Israel Patrons Circle

Nardeen Srouji‘Border Dance’, 2022

Nardeen Srouji manipulates familiar mundane objects, reversing their meaning and creating a new, agitated world that reflects the way she experiences reality. Under her hand, iconic Palestinian art forms that bear historical meaning, such as embroidery and music, become tools for interpreting the present from a different angle. Her objects combine movement and transformation, forcing the viewer to change position and pace and challenge the comfortable stance and the status quo in which they transpire.

Turning to the traditional red cross-stitch embroidery—the most renowned of Palestinian embroidery techniques—Srouji uses different materials and sizes to construct and unravel the embroidery and its symbolism in countless ways until it becomes an abstract sign. What starts with a soft thread and a decorative marking on fabric, becomes a warning sign, a stop sign. The red band strip of queue barriers, routinely intended to mark fine borders, such as at the entrance to a museum or a government institution, is deconstructed before our very eyes in a dance movement. Playing in the background is the 1938 Egyptian mega-hit “Ya Habibi…” by renowned singer Asmahan, who was killed six years later under mysterious circumstances.

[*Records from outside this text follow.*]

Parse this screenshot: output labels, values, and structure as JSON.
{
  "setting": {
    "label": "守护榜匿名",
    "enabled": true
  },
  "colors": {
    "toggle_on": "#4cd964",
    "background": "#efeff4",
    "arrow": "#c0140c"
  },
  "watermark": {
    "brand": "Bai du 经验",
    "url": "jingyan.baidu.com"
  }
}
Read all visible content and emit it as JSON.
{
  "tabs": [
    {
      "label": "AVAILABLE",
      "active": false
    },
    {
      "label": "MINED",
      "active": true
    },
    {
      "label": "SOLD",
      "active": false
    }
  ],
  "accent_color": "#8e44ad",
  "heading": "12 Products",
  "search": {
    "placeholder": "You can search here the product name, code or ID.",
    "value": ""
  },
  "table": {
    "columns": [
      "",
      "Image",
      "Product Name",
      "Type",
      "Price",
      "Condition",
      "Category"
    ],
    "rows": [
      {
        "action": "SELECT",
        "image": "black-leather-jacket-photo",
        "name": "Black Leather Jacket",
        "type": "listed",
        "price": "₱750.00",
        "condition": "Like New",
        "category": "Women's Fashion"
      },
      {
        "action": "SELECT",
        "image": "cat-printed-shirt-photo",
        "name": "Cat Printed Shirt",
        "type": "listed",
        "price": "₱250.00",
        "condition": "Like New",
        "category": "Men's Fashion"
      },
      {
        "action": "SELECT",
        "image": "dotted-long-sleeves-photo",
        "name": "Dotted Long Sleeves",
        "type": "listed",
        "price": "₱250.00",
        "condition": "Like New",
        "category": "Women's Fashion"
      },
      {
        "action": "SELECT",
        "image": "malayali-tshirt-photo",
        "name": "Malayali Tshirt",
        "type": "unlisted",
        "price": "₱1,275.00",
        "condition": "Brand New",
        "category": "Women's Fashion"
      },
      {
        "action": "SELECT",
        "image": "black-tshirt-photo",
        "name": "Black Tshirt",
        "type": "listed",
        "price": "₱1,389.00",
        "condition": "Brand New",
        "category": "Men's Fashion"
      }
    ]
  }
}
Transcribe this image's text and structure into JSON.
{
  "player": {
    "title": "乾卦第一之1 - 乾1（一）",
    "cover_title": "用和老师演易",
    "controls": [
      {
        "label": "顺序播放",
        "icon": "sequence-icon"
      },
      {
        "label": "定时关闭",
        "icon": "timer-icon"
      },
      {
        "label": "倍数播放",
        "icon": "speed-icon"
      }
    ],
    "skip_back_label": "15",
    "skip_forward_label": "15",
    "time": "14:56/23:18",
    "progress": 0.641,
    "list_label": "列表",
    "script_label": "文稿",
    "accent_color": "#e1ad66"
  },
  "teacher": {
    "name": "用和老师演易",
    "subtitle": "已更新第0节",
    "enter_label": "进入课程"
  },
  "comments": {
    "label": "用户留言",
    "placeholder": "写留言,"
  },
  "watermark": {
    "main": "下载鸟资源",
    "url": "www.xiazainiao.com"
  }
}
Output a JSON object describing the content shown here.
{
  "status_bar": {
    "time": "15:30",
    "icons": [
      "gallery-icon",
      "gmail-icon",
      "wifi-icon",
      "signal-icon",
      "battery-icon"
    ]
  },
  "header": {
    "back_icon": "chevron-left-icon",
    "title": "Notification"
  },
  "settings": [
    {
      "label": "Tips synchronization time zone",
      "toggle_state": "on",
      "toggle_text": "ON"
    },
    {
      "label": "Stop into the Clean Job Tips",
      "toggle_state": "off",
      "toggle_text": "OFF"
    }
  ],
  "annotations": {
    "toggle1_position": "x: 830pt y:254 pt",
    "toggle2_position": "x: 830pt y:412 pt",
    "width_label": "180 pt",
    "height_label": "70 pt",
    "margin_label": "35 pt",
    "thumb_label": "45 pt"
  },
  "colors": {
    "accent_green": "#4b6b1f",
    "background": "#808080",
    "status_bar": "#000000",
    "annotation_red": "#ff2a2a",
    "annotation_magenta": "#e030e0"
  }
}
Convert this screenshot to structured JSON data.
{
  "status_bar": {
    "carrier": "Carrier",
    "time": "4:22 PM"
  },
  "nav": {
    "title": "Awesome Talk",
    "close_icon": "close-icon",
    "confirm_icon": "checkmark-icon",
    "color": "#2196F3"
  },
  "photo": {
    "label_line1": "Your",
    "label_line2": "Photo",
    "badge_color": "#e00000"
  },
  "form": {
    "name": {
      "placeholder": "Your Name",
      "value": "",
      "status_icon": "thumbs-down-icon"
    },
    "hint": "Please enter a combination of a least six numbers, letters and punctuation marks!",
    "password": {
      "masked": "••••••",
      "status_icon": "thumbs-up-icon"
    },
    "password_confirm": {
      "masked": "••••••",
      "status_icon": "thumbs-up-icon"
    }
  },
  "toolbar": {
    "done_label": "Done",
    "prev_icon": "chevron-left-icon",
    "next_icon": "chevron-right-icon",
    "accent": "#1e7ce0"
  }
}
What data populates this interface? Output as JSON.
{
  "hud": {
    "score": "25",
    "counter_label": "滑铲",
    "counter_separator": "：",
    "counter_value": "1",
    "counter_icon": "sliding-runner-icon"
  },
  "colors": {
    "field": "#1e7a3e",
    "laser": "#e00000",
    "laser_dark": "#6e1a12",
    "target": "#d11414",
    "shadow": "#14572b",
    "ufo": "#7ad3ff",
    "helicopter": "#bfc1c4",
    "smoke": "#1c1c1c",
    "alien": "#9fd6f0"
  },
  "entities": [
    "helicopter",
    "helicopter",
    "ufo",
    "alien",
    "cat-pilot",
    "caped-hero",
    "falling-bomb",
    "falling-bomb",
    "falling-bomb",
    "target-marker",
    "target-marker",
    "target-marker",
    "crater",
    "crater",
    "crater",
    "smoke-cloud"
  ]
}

In Border Dance, to the sounds of the refrain, “Come, my love, follow me, look what became of me”, the meaning of the border and its defenders are challenged. The absurd attempt to grasp the boundaries crumbles to the sounds of the song, raising questions about the murders of women that remain unanswered, and undermining the perception of art as something that must be guarded and protected, kept away from the crowd and the crowd away from it.